Les LLM étant des modèles probabilistes, il leur arrive d’être sujets à des “hallucinations”, malgré toutes les précautions prises dans les prompts. L’analyse des synthèses et des chiffres produits ne pouvait donc commencer avant une étape de validation. Pour cela, nous avons mis en place un process afin que les journalistes de mind RH et de la cellule datajournalisme puissent détecter et corriger les anomalies et erreurs dans les synthèses, et celles dans l’extraction du nombre jours de télétravail maximum produites par le LLM. Cette étape nous a aussi permis d’identifier les cas particuliers d’accords à exclure du panel, dont ceux liés à la pandémie de covid-19, ceux portant sur l’égalité professionnelle et le handicap, ceux concernant les aidants, etc.

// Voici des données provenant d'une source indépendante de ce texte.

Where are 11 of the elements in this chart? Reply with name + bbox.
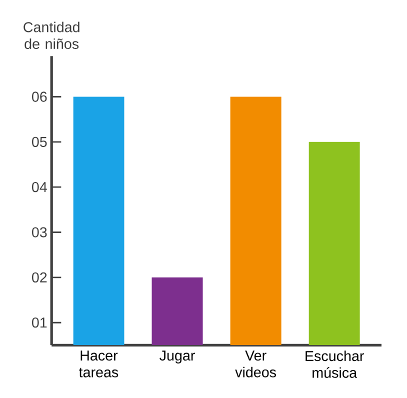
y-axis-title: Cantidad de niños [24,22,80,50]
x-tick-label: Hacer tareas [79,350,118,378]
x-tick-label: Ver videos [235,350,276,378]
y-tick-label: 01 [32,318,47,328]
y-tick-label: 02 [32,272,47,283]
y-tick-label: 05 [32,136,47,148]
y-tick-label: 03 [32,227,47,238]
y-tick-label: 06 [32,92,47,102]
y-tick-label: 04 [32,182,47,192]
x-tick-label: Escuchar música [306,350,364,378]
x-tick-label: Jugar [160,350,195,364]
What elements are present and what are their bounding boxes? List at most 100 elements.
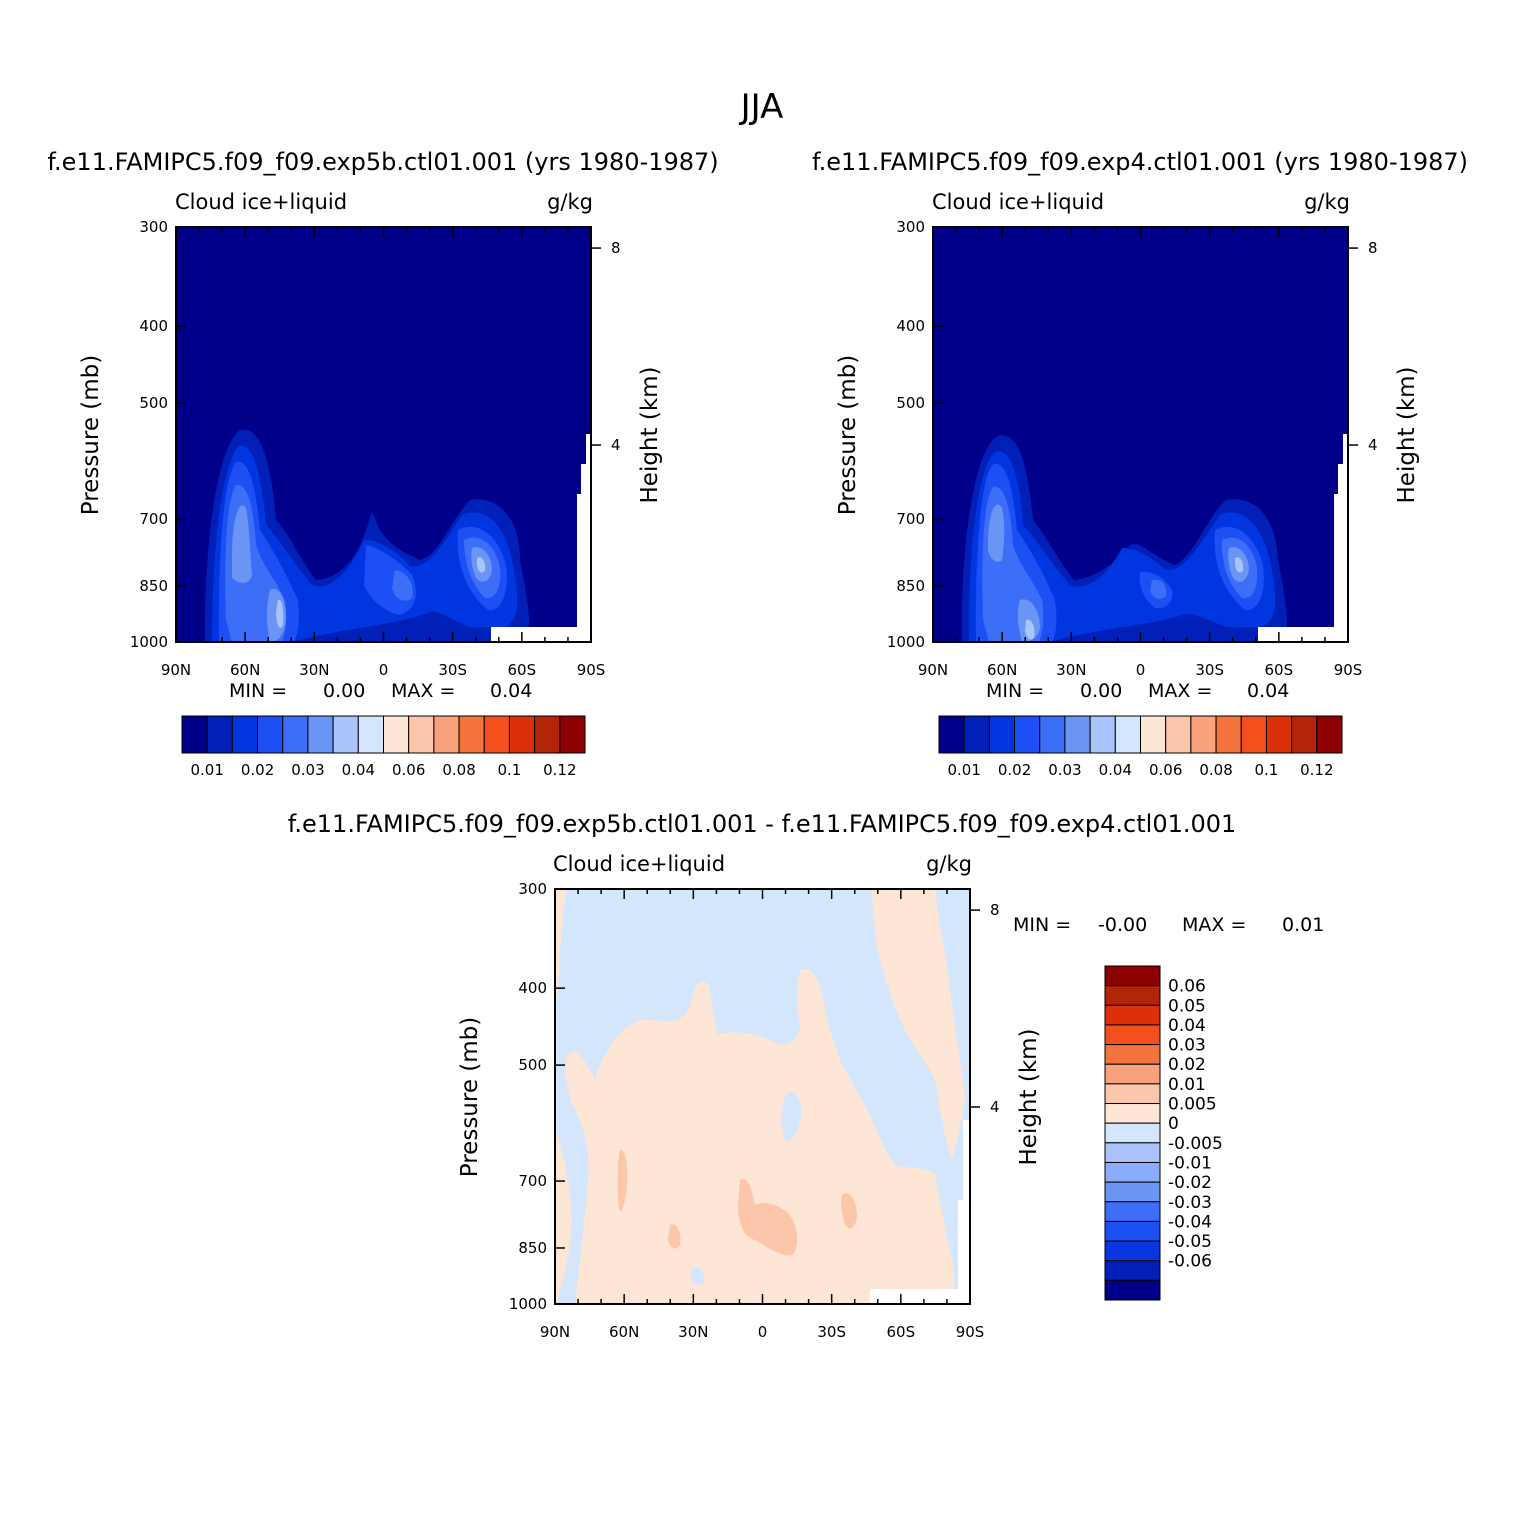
colorbar-swatch bbox=[357, 715, 384, 754]
colorbar-swatch bbox=[1240, 715, 1267, 754]
colorbar-swatch bbox=[1104, 1122, 1161, 1144]
y-tick-label: 700 bbox=[518, 1172, 547, 1190]
colorbar-swatch bbox=[1291, 715, 1318, 754]
colorbar-swatch bbox=[1104, 1024, 1161, 1046]
panel-exp4-max-label: MAX = bbox=[1148, 680, 1212, 702]
colorbar-label: 0.1 bbox=[498, 761, 522, 779]
contour-0.04 bbox=[392, 570, 413, 601]
colorbar-label: -0.01 bbox=[1168, 1153, 1212, 1173]
colorbar-swatch bbox=[1104, 1044, 1161, 1065]
x-tick-label: 60S bbox=[508, 661, 537, 679]
x-tick-label: 30S bbox=[1195, 661, 1224, 679]
colorbar-label: 0.06 bbox=[392, 761, 425, 779]
missing-data-mask bbox=[870, 1289, 970, 1304]
height-tick-label: 8 bbox=[611, 239, 621, 257]
y-tick-label: 850 bbox=[896, 577, 925, 595]
y-tick-label: 500 bbox=[896, 394, 925, 412]
colorbar-swatch bbox=[458, 715, 485, 754]
colorbar-label: 0.05 bbox=[1168, 996, 1206, 1016]
contour-0.01 bbox=[841, 1192, 857, 1229]
x-tick-label: 90N bbox=[540, 1323, 570, 1341]
panel-exp4-colorbar: 0.01 0.02 0.03 0.04 0.06 0.08 0.1 0.12 bbox=[938, 715, 1343, 779]
colorbar-label: 0.04 bbox=[342, 761, 375, 779]
panel-exp5b-left-axis-label: Pressure (mb) bbox=[78, 355, 104, 515]
panel-exp4-max-value: 0.04 bbox=[1247, 680, 1289, 702]
colorbar-swatch bbox=[307, 715, 334, 754]
colorbar-label: -0.04 bbox=[1168, 1212, 1212, 1232]
colorbar-swatch bbox=[534, 715, 561, 754]
panel-difference-max-value: 0.01 bbox=[1282, 914, 1324, 936]
contour-0.08 bbox=[1235, 557, 1244, 573]
colorbar-swatch bbox=[1104, 1240, 1161, 1262]
colorbar-swatch bbox=[332, 715, 359, 754]
height-tick-label: 8 bbox=[1368, 239, 1378, 257]
x-tick-label: 30S bbox=[438, 661, 467, 679]
y-tick-label: 850 bbox=[139, 577, 168, 595]
colorbar-swatch bbox=[483, 715, 510, 754]
x-tick-label: 60S bbox=[1265, 661, 1294, 679]
colorbar-swatch bbox=[1104, 1063, 1161, 1085]
colorbar-label: -0.005 bbox=[1168, 1134, 1223, 1154]
x-tick-label: 90S bbox=[1334, 661, 1363, 679]
panel-exp5b-units: g/kg bbox=[547, 190, 593, 214]
colorbar-swatch bbox=[1104, 1142, 1161, 1163]
panel-exp5b-max-label: MAX = bbox=[391, 680, 455, 702]
x-tick-label: 0 bbox=[379, 661, 389, 679]
x-tick-label: 30N bbox=[1056, 661, 1086, 679]
colorbar-swatch bbox=[1316, 715, 1343, 754]
panel-difference-min-value: -0.00 bbox=[1098, 914, 1147, 936]
missing-data-mask bbox=[491, 434, 591, 642]
contour-0.08 bbox=[276, 599, 284, 628]
colorbar-label: 0.04 bbox=[1099, 761, 1132, 779]
y-tick-label: 1000 bbox=[130, 633, 168, 651]
colorbar-label: 0.02 bbox=[998, 761, 1031, 779]
contour-0 bbox=[691, 1266, 705, 1285]
y-tick-label: 700 bbox=[896, 510, 925, 528]
contour-0.005 bbox=[555, 1130, 572, 1304]
panel-difference-left-axis-label: Pressure (mb) bbox=[457, 1017, 483, 1177]
panel-exp5b-colorbar: 0.01 0.02 0.03 0.04 0.06 0.08 0.1 0.12 bbox=[181, 715, 586, 779]
colorbar-swatch bbox=[963, 715, 990, 754]
contour-0.06 bbox=[232, 505, 252, 583]
contour-0.01 bbox=[668, 1224, 681, 1249]
colorbar-swatch bbox=[1104, 1279, 1161, 1301]
panel-exp4-field bbox=[933, 227, 1348, 642]
colorbar-swatch bbox=[1215, 715, 1242, 754]
colorbar-label: 0.005 bbox=[1168, 1095, 1217, 1115]
colorbar-swatch bbox=[383, 715, 410, 754]
y-tick-label: 400 bbox=[139, 317, 168, 335]
panel-difference-variable: Cloud ice+liquid bbox=[553, 852, 725, 876]
x-tick-label: 90N bbox=[161, 661, 191, 679]
x-tick-label: 60N bbox=[230, 661, 260, 679]
panel-exp5b-axes: 90N 60N 30N 0 30S 60S 90S 300 400 500 700 850 1000 8 4 bbox=[130, 218, 621, 679]
contour-0.04 bbox=[1150, 579, 1167, 599]
colorbar-swatch bbox=[1104, 1004, 1161, 1026]
contour-0.06 bbox=[988, 504, 1005, 562]
colorbar-swatch bbox=[1104, 1201, 1161, 1222]
colorbar-swatch bbox=[1014, 715, 1041, 754]
panel-exp4-left-axis-label: Pressure (mb) bbox=[835, 355, 861, 515]
y-tick-label: 500 bbox=[518, 1056, 547, 1074]
contour-0.005 bbox=[555, 889, 566, 1020]
colorbar-swatch bbox=[433, 715, 460, 754]
y-tick-label: 1000 bbox=[887, 633, 925, 651]
panel-exp4-case-title: f.e11.FAMIPC5.f09_f09.exp4.ctl01.001 (yr… bbox=[812, 148, 1468, 176]
x-tick-label: 60S bbox=[887, 1323, 916, 1341]
contour-0.08 bbox=[477, 557, 486, 573]
colorbar-label: 0 bbox=[1168, 1114, 1179, 1134]
panel-difference-min-label: MIN = bbox=[1013, 914, 1071, 936]
colorbar-swatch bbox=[988, 715, 1016, 754]
colorbar-swatch bbox=[1104, 1220, 1161, 1242]
colorbar-swatch bbox=[1190, 715, 1217, 754]
contour-0.005 bbox=[872, 889, 965, 1160]
colorbar-label: 0.12 bbox=[1300, 761, 1333, 779]
colorbar-label: 0.03 bbox=[291, 761, 324, 779]
panel-difference: f.e11.FAMIPC5.f09_f09.exp5b.ctl01.001 - … bbox=[288, 810, 1325, 1341]
colorbar-label: -0.05 bbox=[1168, 1232, 1212, 1252]
missing-data-mask bbox=[1258, 434, 1348, 642]
panel-exp4-right-axis-label: Height (km) bbox=[1394, 366, 1420, 503]
colorbar-label: 0.03 bbox=[1048, 761, 1081, 779]
contour-0.08 bbox=[1025, 619, 1035, 640]
colorbar-swatch bbox=[1104, 985, 1161, 1006]
colorbar-swatch bbox=[938, 715, 965, 754]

Ces accords, ne relevant pas de notre champ d’analyse principal (salariés en CDI à temps plein), ont été retirés du corpus de données.

Analyse

Certains accords prévoient des jours de télétravail fixes par semaine, d’autres par mois, d’autres encore par année. Ces jours fixes sont parfois complétés de jours flottants, attribués par mois ou par année. Cela aboutit à une grande diversité de situations. Pour être en mesure de comparer tous les accords, nous avons élaboré un calcul visant à normaliser le nombre de jours de télétravail maximum accordés sur la base d’une semaine de cinq jours travaillés. Afin de neutraliser les week-ends, jours fériés et jours de congé, nous avons retenu le nombre de 213 jours travaillés effectifs en 2022, en moyenne, indiqué par la dernière étude de l’INSEE sur la durée et l’organisation du travail. Cela correspond à 17,75 jours travaillés par mois.. 

Le nombre de jours de télétravail par semaine normalisé (TSN) est ainsi calculé à partir du nombre de jours de télétravail par semaine (TS), du nombre de jours de télétravail par mois (TM) et du nombre de jours de télétravail par an (TA).

Notre comparatif public des grands groupes français est inédit : seuls le cabinet Sia Partners et la Dares, service d’études du ministère du Travail (sans préciser le nombre de jours) avaient étudié les accords dédiés, mais pour l’ensemble des entreprises, en 2022.